Other voting methods
How to use Belenios for alternative voting methods?

We propose three voting interfaces for voters, where voters can either grade or rank candidates. You may use one of these three interfaces for voters and then apply your own counting functions on the decrypted ballots.

Preparation of the election

On the new interface, when filling the page "Questions", you need to select one of these three types of answers, even if you want to apply another counting method:

  • rank the propositions (Condorcet-Schulze Method): the voters will have to rank the candidates, possibly with equalities
  • rank the propositions (STV Method): the voters will have to rank the candidates, without eaualities
  • grade the propositions: the voters will have to grade each candidate
You may preview the booth ("Preview booth" on the "Questions" page).
When a voter ranks or grades candidates, their vote is encoded as a list of integers. The encoding is explained in the corresponding page (Condorcet-Schulze, STV, Majority Judgement)


After the tally

Once the election is closed and the authorities have used their secret decryption key, the result of the election is displayed using the chosen counting method (Condorcet-Schulze, STV, Majority Judgement), even if this is not the counting method you want to apply. You need to inform your voters about this.
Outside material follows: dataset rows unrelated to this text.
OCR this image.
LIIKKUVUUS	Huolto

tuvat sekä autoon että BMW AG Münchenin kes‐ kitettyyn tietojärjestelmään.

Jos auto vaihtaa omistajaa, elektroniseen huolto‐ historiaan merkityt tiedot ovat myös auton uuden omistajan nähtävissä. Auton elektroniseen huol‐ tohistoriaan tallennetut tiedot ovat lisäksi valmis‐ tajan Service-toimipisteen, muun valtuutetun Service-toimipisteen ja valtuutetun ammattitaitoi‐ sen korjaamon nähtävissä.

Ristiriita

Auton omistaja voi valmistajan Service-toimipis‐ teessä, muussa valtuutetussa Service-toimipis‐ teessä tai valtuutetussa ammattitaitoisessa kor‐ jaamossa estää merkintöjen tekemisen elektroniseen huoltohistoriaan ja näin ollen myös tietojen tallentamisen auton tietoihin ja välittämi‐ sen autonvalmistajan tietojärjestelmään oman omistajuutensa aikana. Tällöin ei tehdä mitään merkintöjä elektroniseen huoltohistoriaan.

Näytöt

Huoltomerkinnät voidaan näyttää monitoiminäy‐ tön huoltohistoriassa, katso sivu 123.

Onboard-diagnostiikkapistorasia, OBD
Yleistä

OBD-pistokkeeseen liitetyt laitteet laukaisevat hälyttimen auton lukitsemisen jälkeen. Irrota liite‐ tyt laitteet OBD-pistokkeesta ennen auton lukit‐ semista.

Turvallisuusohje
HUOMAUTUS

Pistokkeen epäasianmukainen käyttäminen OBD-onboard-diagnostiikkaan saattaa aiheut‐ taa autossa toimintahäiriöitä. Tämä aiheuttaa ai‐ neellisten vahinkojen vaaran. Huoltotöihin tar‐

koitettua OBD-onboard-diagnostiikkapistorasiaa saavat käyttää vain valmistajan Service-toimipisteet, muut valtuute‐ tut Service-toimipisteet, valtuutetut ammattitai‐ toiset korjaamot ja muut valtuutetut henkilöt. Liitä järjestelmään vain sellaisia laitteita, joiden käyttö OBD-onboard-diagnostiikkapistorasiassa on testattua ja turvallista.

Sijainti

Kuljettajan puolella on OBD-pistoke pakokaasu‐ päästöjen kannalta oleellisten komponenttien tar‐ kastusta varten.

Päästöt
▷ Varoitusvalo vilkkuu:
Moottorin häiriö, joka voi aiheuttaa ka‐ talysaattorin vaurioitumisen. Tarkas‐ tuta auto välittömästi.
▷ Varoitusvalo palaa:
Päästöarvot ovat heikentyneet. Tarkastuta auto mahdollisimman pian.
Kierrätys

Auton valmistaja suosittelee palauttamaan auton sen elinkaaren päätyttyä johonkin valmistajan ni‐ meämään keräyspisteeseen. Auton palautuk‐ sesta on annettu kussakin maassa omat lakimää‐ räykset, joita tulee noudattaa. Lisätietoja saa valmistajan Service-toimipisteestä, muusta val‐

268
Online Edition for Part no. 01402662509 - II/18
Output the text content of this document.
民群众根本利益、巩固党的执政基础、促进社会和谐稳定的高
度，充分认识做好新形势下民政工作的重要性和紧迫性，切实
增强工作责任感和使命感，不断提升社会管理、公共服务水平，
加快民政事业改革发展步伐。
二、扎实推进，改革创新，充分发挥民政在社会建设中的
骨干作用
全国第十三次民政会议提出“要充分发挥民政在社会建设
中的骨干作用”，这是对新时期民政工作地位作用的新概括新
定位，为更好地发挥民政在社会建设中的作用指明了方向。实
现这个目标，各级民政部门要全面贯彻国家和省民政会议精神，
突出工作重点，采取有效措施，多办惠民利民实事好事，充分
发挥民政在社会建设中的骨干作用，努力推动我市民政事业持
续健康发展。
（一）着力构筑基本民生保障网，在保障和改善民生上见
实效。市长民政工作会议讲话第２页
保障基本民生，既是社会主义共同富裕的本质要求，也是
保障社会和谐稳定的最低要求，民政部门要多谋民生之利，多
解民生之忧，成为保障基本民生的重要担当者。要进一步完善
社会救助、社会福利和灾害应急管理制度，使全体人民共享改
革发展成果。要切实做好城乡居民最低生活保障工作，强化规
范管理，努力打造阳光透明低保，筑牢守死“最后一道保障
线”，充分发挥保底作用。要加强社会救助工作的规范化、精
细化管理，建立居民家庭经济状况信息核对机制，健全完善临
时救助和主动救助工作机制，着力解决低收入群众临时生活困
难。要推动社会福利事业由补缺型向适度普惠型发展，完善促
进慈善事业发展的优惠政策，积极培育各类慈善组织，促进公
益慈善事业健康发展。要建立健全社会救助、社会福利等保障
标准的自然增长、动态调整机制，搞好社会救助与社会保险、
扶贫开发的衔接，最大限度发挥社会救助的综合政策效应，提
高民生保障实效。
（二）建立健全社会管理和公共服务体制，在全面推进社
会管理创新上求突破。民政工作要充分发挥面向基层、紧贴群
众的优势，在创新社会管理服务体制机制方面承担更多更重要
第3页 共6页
In addition to the result of the election, the raw votes are published, in a random order so that it is impossible to link a vote to the original ballot, hence it is impossible to link a vote to the corresponding voter. Note that ballots are shuffled in a verifiable manner before decryption so that any external auditor can still check that the result corresponds to the content of the original ballot box.


Applying your own counting method

If you do not wish to use one of the available counting methods on our server, you can still apply any of your favorite algorithms to determine the winner(s) from the raw ballots. We explain here how the election result is formatted, on an example. As a result of the election, you will get something like this:

[[[2,3,1],[1,3,2],[0,0,0],[0,1,2]],[[0,5,9,2],[11,2,0,4],[42,42,42,42],[0,1,2,3]]]

What does this mean?? This a list of list of votes, each vote being itself a list. Here, we have the result of an election with two questions and four voters:
  • the first question has three candidates and received the following list of votes:
    [[2,3,1],[1,3,2],[0,0,0],[0,1,2]];
  • the second question has four candidates and received the following list of votes:
    [[0,5,9,2],[11,2,0,4],[42,42,42,42],[0,1,2,3]].
Actually, in most cases, your election has only one question, in which case, the result is "simply" this: [[[2,3,1],[1,3,2],[0,0,0],[0,1,2]]]. So let's now focus at explaining the result of one question. Here, four ballots have been received, namely: [2,3,1],[1,3,2],[0,0,0], and [0,1,2].
  • [2,3,1] means that one voter has expressed that she prefers the third candidate, then she prefers the first candidate and finally she likes the second candidate the less.
  • Similarly, [1,3,2] indicates that another voter prefers first the first candidate, then the third one, then the second one. If you have chosen the Condorcet-Schulze interface, candidates may have equal rank
  • What about [0,0,0]? This is the encoding of a blank vote.
  • What about [0,1,2]? This means that the voter has ranked the second candidate first, the third candidate second and has not ranked the first candidate.
  • What about a strange vote of the form [11,2,0,4]? This ballot has not been formed using on our voting interface. It may have been computed using online-command tools. This is up to you to decide how to count it. You may want to consider it as invalid.

You can see here that you need clear electoral rules, defined before the election, that assess which ballots are invalid and which are not, and how they are counted.